In this work, novel perovskite-type calcium titanate nanoparticles (CaTiO 3 NPs) were for the first time exploited for the immobilization of proteins and the development of electrochemical biosensor. The CaTiO 3 NPs were synthesized with a simple and cost-effective route at low temperature, and characterized by scanning electron microscopy, X-ray photoelectron spectroscopic spectrum, electrochemical impedance spectrum, UV–visible spectroscopy, Fourier transform infrared spectrum, and cyclic voltammetry, respectively. The results indicated that CaTiO 3 NPs exhibited large surface area, and greatly promoted the direct electron transfer between enzyme molecules and electrode surface.
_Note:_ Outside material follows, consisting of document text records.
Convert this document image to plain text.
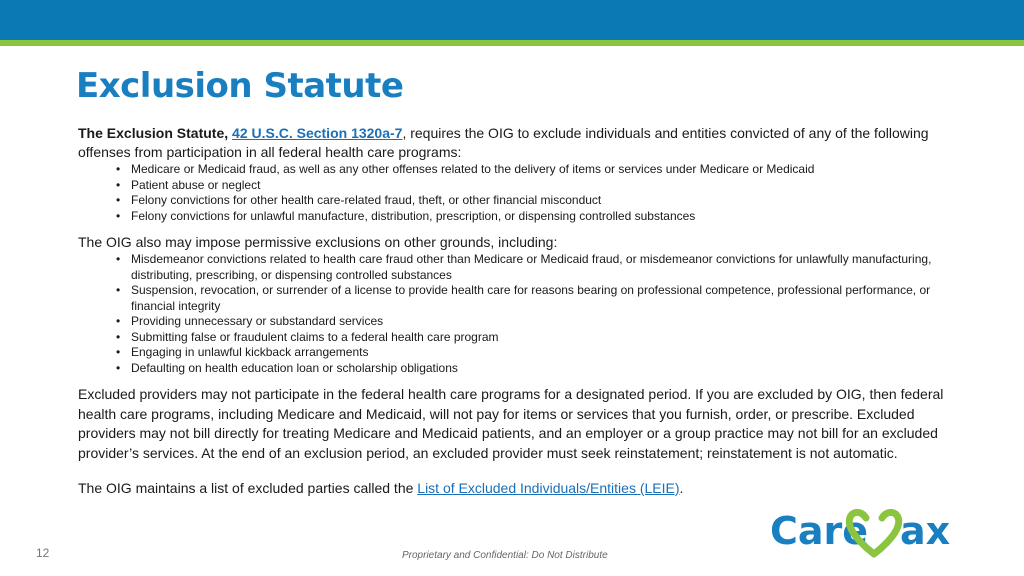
Exclusion Statute

The Exclusion Statute, 42 U.S.C. Section 1320a-7, requires the OIG to exclude individuals and entities convicted of any of the following offenses from participation in all federal health care programs:

• Medicare or Medicaid fraud, as well as any other offenses related to the delivery of items or services under Medicare or Medicaid
• Patient abuse or neglect
• Felony convictions for other health care-related fraud, theft, or other financial misconduct
• Felony convictions for unlawful manufacture, distribution, prescription, or dispensing controlled substances

The OIG also may impose permissive exclusions on other grounds, including:

• Misdemeanor convictions related to health care fraud other than Medicare or Medicaid fraud, or misdemeanor convictions for unlawfully manufacturing, distributing, prescribing, or dispensing controlled substances
• Suspension, revocation, or surrender of a license to provide health care for reasons bearing on professional competence, professional performance, or financial integrity
• Providing unnecessary or substandard services
• Submitting false or fraudulent claims to a federal health care program
• Engaging in unlawful kickback arrangements
• Defaulting on health education loan or scholarship obligations

Excluded providers may not participate in the federal health care programs for a designated period. If you are excluded by OIG, then federal health care programs, including Medicare and Medicaid, will not pay for items or services that you furnish, order, or prescribe. Excluded providers may not bill directly for treating Medicare and Medicaid patients, and an employer or a group practice may not bill for an excluded provider’s services. At the end of an exclusion period, an excluded provider must seek reinstatement; reinstatement is not automatic.

The OIG maintains a list of excluded parties called the List of Excluded Individuals/Entities (LEIE).

12	Proprietary and Confidential: Do Not Distribute
Care ax
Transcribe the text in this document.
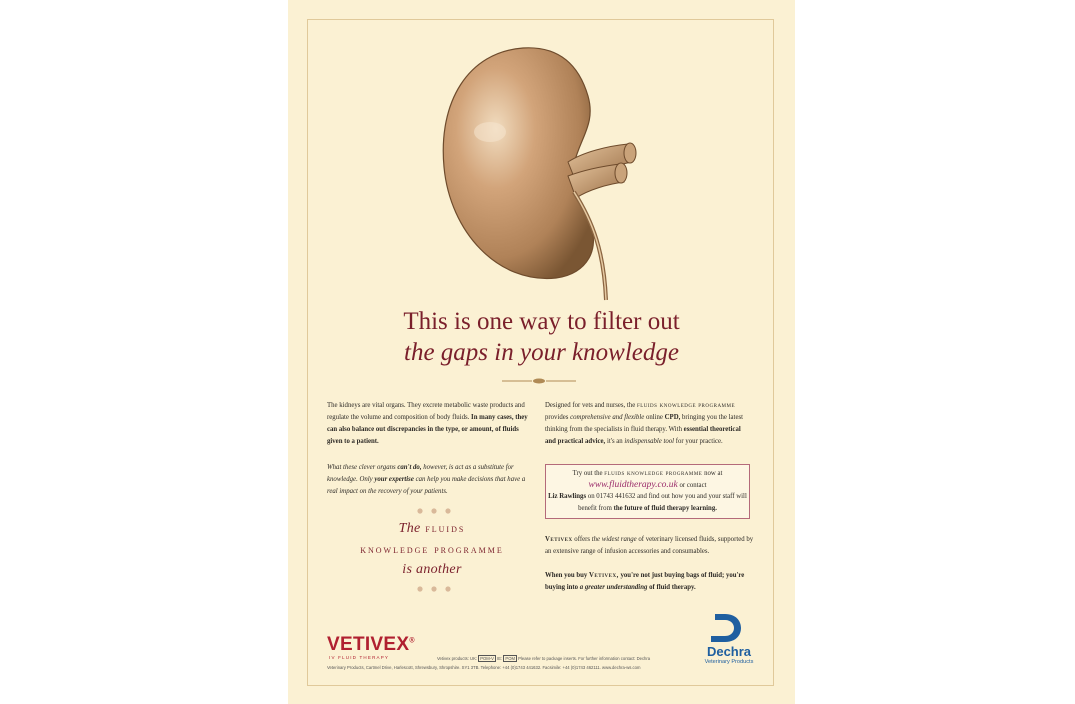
This is one way to filter out
the gaps in your knowledge

The kidneys are vital organs. They excrete metabolic waste products and regulate the volume and composition of body fluids. In many cases, they can also balance out discrepancies in the type, or amount, of fluids given to a patient.

What these clever organs can't do, however, is act as a substitute for knowledge. Only your expertise can help you make decisions that have a real impact on the recovery of your patients.

The fluids
knowledge programme
is another

Designed for vets and nurses, the fluids knowledge programme provides comprehensive and flexible online CPD, bringing you the latest thinking from the specialists in fluid therapy. With essential theoretical and practical advice, it's an indispensable tool for your practice.

Try out the fluids knowledge programme now at
www.fluidtherapy.co.uk or contact
Liz Rawlings on 01743 441632 and find out how you and your staff will benefit from the future of fluid therapy learning.

Vetivex offers the widest range of veterinary licensed fluids, supported by an extensive range of infusion accessories and consumables.

When you buy Vetivex, you're not just buying bags of fluid; you're buying into a greater understanding of fluid therapy.

VETIVEX®
IV FLUID THERAPY	Vetivex products: UK: POM-V IE: POM Please refer to package inserts. For further information contact: Dechra
Veterinary Products, Cartmel Drive, Harlescott, Shrewsbury, Shropshire. SY1 3TB. Telephone: +44 (0)1743 441632. Facsimile: +44 (0)1743 462111. www.dechra-ws.com
Dechra
Veterinary Products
The immobilized enzymes on this matrix retained its native bioactivity and exhibited a surface controlled, quasi-reversible two-proton and two-electron transfer reaction with an electron transfer rate of 3.35 s −1 . Using glucose oxidase as model, the prepared glucose biosensor showed a high sensitivity of 14.10±0.5 mA M −1 cm −2 , a wide linear range of 7.0×10 −6 to 1.49×10 −3 M, and a low detection limit of 2.3×10 −6 M at signal-to-noise of 3. Moreover, the biosensor also possessed good reproducibility, excellent selectivity and acceptable storage life. This research provided a new-type and promising perovskite nanomaterials for the development of efficient biosensors. [ABSTRACT FROM AUTHOR]